Characterization of high-intensity, long-duration continuous auroral activity (HILDCAA) events using recurrence quantification analysis
- 1Space Geophysics Division (DGE/CEA), Brazilian Institute for Space Research (INPE), São José dos Campos, São Paulo, Brazil
- 2Associated Laboratory of Computation and Applied Mathematics (LAC/CTE), Brazilian Institute for Space Research (INPE), São José dos Campos, São Paulo, Brazil
- 3Laboratoire de Physique et Chimie de l'Environnement et de l'Espace (LPC2E), CNRS, Orléans 45100, France
Abstract. Considering the magnetic reconnection and the viscous interaction as the fundamental mechanisms for transfer particles and energy into the magnetosphere, we study the dynamical characteristics of auroral electrojet (AE) index during high-intensity, long-duration continuous auroral activity (HILDCAA) events, using a long-term geomagnetic database (1975–2012), and other distinct interplanetary conditions (geomagnetically quiet intervals, co-rotating interaction regions (CIRs)/high-speed streams (HSSs) not followed by HILDCAAs, and events of AE comprised in global intense geomagnetic disturbances). It is worth noting that we also study active but non-HILDCAA intervals. Examining the geomagnetic AE index, we apply a dynamics analysis composed of the phase space, the recurrence plot (RP), and the recurrence quantification analysis (RQA) methods.
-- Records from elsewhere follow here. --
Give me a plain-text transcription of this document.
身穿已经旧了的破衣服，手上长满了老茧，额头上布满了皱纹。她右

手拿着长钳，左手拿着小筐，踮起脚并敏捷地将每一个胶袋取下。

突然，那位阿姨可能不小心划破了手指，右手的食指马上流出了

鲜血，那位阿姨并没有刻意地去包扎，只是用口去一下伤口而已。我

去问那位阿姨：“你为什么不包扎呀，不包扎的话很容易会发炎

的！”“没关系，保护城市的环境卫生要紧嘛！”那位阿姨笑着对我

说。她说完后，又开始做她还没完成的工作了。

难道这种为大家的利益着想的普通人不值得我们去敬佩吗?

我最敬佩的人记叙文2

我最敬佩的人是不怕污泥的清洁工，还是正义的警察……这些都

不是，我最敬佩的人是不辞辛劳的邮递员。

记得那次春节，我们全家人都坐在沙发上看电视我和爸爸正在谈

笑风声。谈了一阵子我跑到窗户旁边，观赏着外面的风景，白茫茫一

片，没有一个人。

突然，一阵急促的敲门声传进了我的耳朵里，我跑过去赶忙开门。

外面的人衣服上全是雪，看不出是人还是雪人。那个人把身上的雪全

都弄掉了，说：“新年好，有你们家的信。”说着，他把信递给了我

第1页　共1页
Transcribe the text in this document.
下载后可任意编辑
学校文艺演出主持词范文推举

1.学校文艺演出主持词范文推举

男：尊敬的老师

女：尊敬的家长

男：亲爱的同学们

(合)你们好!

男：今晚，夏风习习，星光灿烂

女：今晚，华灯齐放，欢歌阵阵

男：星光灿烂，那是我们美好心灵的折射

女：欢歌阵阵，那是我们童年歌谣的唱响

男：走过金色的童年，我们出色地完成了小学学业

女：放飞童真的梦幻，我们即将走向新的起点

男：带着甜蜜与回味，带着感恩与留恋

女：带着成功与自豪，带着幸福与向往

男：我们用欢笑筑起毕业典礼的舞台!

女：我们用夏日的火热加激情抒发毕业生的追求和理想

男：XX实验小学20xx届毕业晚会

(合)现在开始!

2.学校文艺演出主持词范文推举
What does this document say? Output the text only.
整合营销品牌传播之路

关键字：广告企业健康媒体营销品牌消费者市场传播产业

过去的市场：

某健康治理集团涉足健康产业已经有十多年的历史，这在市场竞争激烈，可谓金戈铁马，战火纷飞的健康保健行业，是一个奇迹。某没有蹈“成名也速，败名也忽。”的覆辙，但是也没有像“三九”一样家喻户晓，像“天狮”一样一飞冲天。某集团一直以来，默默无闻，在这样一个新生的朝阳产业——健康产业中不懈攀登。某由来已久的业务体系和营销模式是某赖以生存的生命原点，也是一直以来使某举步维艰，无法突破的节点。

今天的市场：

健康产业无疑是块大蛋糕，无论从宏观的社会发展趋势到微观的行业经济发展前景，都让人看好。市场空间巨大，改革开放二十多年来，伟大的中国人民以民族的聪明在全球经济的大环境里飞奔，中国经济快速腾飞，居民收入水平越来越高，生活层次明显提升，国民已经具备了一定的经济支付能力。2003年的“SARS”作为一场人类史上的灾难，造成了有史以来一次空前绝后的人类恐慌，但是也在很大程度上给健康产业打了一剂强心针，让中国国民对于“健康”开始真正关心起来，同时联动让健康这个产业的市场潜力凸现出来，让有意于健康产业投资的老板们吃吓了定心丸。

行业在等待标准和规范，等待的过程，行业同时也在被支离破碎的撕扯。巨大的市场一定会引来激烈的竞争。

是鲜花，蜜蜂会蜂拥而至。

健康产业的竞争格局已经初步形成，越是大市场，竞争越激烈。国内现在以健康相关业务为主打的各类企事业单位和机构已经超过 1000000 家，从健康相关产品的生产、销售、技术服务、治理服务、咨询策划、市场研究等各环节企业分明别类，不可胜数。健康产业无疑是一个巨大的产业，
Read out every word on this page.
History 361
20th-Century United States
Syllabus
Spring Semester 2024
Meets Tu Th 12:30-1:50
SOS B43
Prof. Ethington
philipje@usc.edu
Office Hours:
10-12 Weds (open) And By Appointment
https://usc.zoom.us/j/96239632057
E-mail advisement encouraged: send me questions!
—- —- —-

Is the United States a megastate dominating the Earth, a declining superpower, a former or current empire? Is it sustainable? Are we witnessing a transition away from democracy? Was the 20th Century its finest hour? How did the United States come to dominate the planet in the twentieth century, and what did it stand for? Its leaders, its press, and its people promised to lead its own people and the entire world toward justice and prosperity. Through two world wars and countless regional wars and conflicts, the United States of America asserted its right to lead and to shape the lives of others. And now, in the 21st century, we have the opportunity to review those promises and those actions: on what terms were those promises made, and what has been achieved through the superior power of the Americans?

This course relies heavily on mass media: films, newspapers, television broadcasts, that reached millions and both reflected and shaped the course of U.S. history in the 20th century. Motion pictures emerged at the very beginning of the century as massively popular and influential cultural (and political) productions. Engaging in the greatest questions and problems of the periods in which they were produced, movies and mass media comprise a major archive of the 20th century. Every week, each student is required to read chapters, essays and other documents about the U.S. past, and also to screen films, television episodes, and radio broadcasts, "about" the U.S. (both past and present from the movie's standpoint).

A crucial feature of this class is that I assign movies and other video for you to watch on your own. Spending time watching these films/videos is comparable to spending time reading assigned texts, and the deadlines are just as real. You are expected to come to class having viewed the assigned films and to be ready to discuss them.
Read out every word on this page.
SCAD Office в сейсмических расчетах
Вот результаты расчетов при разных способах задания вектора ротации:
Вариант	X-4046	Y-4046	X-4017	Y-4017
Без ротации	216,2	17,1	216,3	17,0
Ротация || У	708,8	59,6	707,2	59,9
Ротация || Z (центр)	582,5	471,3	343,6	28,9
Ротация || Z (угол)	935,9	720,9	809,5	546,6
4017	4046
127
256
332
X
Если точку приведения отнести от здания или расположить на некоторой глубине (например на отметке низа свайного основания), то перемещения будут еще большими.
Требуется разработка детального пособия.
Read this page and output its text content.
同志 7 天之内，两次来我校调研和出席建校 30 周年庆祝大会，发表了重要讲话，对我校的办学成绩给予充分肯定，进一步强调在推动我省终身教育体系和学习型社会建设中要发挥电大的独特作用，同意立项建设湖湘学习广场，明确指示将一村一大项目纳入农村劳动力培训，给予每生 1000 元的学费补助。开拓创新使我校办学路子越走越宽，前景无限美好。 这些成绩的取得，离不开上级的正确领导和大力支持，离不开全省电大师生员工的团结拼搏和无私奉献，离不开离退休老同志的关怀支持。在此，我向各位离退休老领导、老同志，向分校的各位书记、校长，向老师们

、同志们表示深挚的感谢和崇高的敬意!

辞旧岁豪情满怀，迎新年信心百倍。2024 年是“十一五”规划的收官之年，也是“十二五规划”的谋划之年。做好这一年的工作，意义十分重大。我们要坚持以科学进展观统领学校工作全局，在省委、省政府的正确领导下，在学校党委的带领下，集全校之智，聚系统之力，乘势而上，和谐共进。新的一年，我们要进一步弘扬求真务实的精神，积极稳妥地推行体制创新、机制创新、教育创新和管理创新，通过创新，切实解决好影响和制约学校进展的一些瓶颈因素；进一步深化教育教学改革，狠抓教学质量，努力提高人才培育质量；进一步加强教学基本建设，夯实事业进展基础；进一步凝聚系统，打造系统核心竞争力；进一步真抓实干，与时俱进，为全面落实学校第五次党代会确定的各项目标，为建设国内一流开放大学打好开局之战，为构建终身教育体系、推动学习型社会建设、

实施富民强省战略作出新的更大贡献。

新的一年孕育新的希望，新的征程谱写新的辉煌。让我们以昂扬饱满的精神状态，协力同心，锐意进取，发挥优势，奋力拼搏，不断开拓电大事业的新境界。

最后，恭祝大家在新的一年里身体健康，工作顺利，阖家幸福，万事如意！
As a result, the quantification finds two distinct clusterings of the dynamical behaviours occurring in the interplanetary medium: one regarding a geomagnetically quiet condition regime and the other regarding an interplanetary activity regime. Furthermore, the HILDCAAs seem unique events regarding a visible, intense manifestations of interplanetary Alfvénic waves; however, they are similar to the other kinds of conditions regarding a dynamical signature (based on RQA), because it is involved in the same complex mechanism of generating geomagnetic disturbances. Also, by characterizing the proper conditions of transitions from quiescent conditions to weaker geomagnetic disturbances inside the magnetosphere and ionosphere system, the RQA method indicates clearly the two fundamental dynamics (geomagnetically quiet intervals and HILDCAA events) to be evaluated with magneto-hydrodynamics simulations to understand better the critical processes related to energy and particle transfer into the magnetosphere–ionosphere system. Finally, with this work, we have also reinforced the potential applicability of the RQA method for characterizing nonlinear geomagnetic processes related to the magnetic reconnection and the viscous interaction affecting the magnetosphere.